Usually for me, my characters start to have conversations with each other before the whole plot reveals itself.  I only get snippets at a time and almost always I know the beginning and end and have no idea how to fill the black hole in the middle.  I just start writing and hope it’ll work itself out.  So that’s what I did.  I started writing from my short synopsis and immediately ran into problems.  I went back and fleshed out the synopsis into a real outline, adding plot points and characters.  When I headed back into the screenwriting software the script came very quickly.  And it wasn’t half bad.  I needed to cut about 15 pages as  I tend to write long anyway, and the great problem with following the outline was that I didn’t plan the length of scenes very well.  What looked short on the outline was very long in the script.  I sat on it and revised it for several months.  Finally I chucked it up on the Black List where it made the monthly Top Lists.  I was over the moon!  However, being a period film about ballerinas in the Paris Opera, it didn’t get a lot of downloads.  No biggie.

Currently, I’m revising it to put in a major competition and know it could stand to have at least ten more pages trimmed.  How long is this monster of a script, you ask?  Originally 132.  Then 128.  Now 124.  It really should be 115.  And that is only because it’s a period piece.  Page length will be a future post because there are interesting things going on with this subject lately.
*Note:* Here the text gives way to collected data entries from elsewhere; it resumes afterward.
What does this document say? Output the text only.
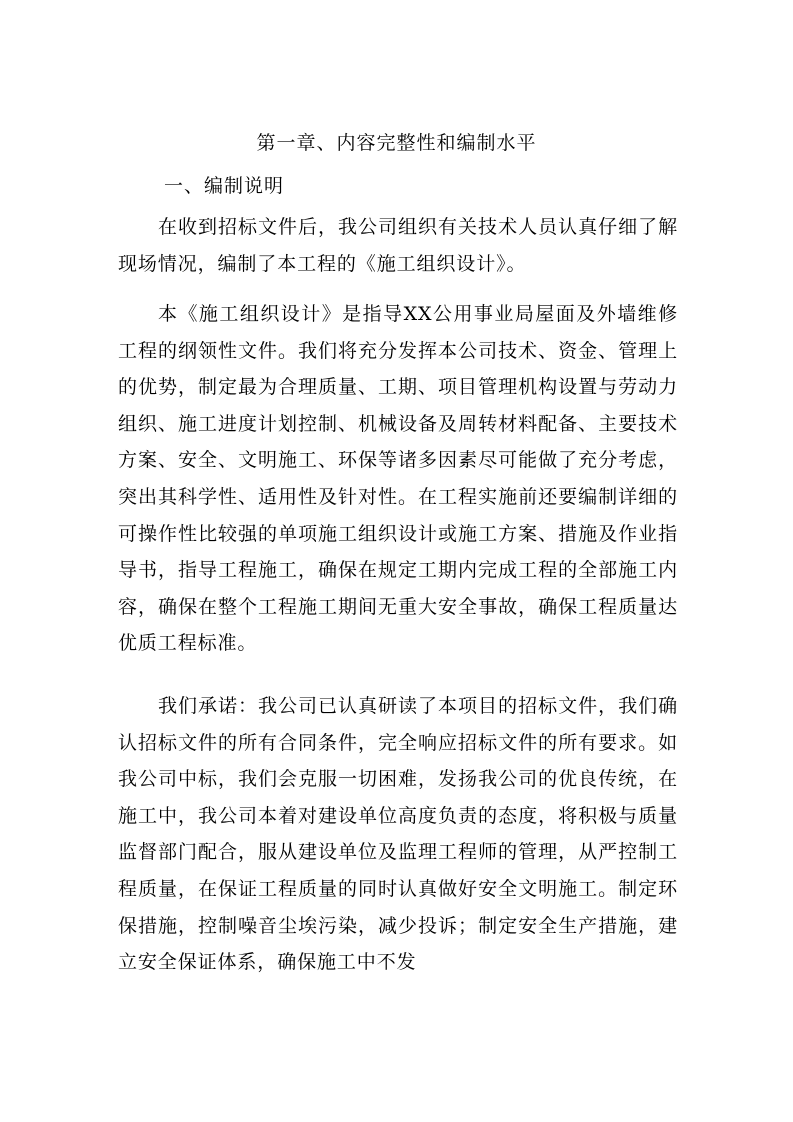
第一章、内容完整性和编制水平
一、编制说明

在收到招标文件后，我公司组织有关技术人员认真仔细了解现场情况，编制了本工程的《施工组织设计》。

本《施工组织设计》是指导XX公用事业局屋面及外墙维修工程的纲领性文件。我们将充分发挥本公司技术、资金、管理上的优势，制定最为合理质量、工期、项目管理机构设置与劳动力组织、施工进度计划控制、机械设备及周转材料配备、主要技术方案、安全、文明施工、环保等诸多因素尽可能做了充分考虑，突出其科学性、适用性及针对性。在工程实施前还要编制详细的可操作性比较强的单项施工组织设计或施工方案、措施及作业指导书，指导工程施工，确保在规定工期内完成工程的全部施工内容，确保在整个工程施工期间无重大安全事故，确保工程质量达优质工程标准。

我们承诺：我公司已认真研读了本项目的招标文件，我们确认招标文件的所有合同条件，完全响应招标文件的所有要求。如我公司中标，我们会克服一切困难，发扬我公司的优良传统，在施工中，我公司本着对建设单位高度负责的态度，将积极与质量监督部门配合，服从建设单位及监理工程师的管理，从严控制工程质量，在保证工程质量的同时认真做好安全文明施工。制定环保措施，控制噪音尘埃污染，减少投诉；制定安全生产措施，建立安全保证体系，确保施工中不发
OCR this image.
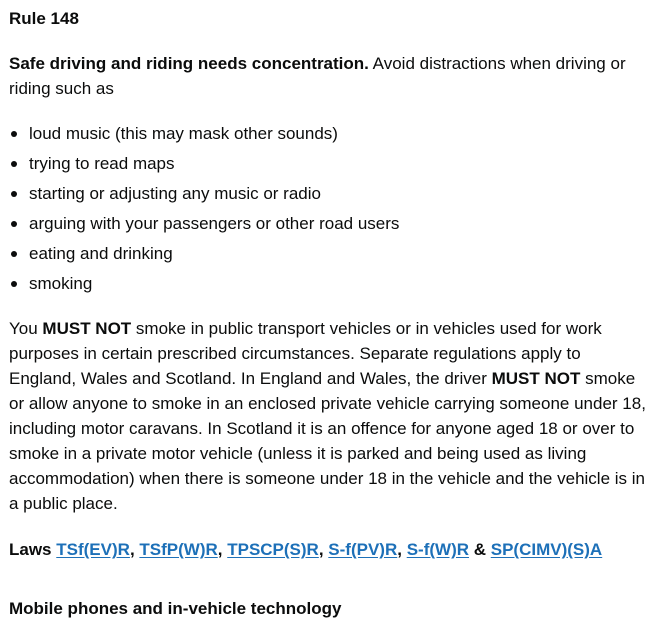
Rule 148

Safe driving and riding needs concentration. Avoid distractions when driving or riding such as

loud music (this may mask other sounds)
trying to read maps
starting or adjusting any music or radio
arguing with your passengers or other road users
eating and drinking
smoking

You MUST NOT smoke in public transport vehicles or in vehicles used for work purposes in certain prescribed circumstances. Separate regulations apply to England, Wales and Scotland. In England and Wales, the driver MUST NOT smoke or allow anyone to smoke in an enclosed private vehicle carrying someone under 18, including motor caravans. In Scotland it is an offence for anyone aged 18 or over to smoke in a private motor vehicle (unless it is parked and being used as living accommodation) when there is someone under 18 in the vehicle and the vehicle is in a public place.

Laws TSf(EV)R, TSfP(W)R, TPSCP(S)R, S-f(PV)R, S-f(W)R & SP(CIMV)(S)A

Mobile phones and in-vehicle technology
I knew there were a couple scenes I could cut but it wasn’t tightening up the way I wanted so I enlisted outside help from my sometime writing partner.  He pointed out some issues that were totally on the money and I opened it back up thinking I was going to fix everything.  But I had no idea how to start rearranging the entire plot to accommodate the fixes.  Here’s the problem with outlining: you become so married to the outline that it becomes impossible to deviate.  Changing a scene here or there, tweaking a character, adding and subtracting dialogue — that’s all fine.  But majorly changing the bones of a script?  That’s real revision.  If I figure out how to do it, I’ll let you know.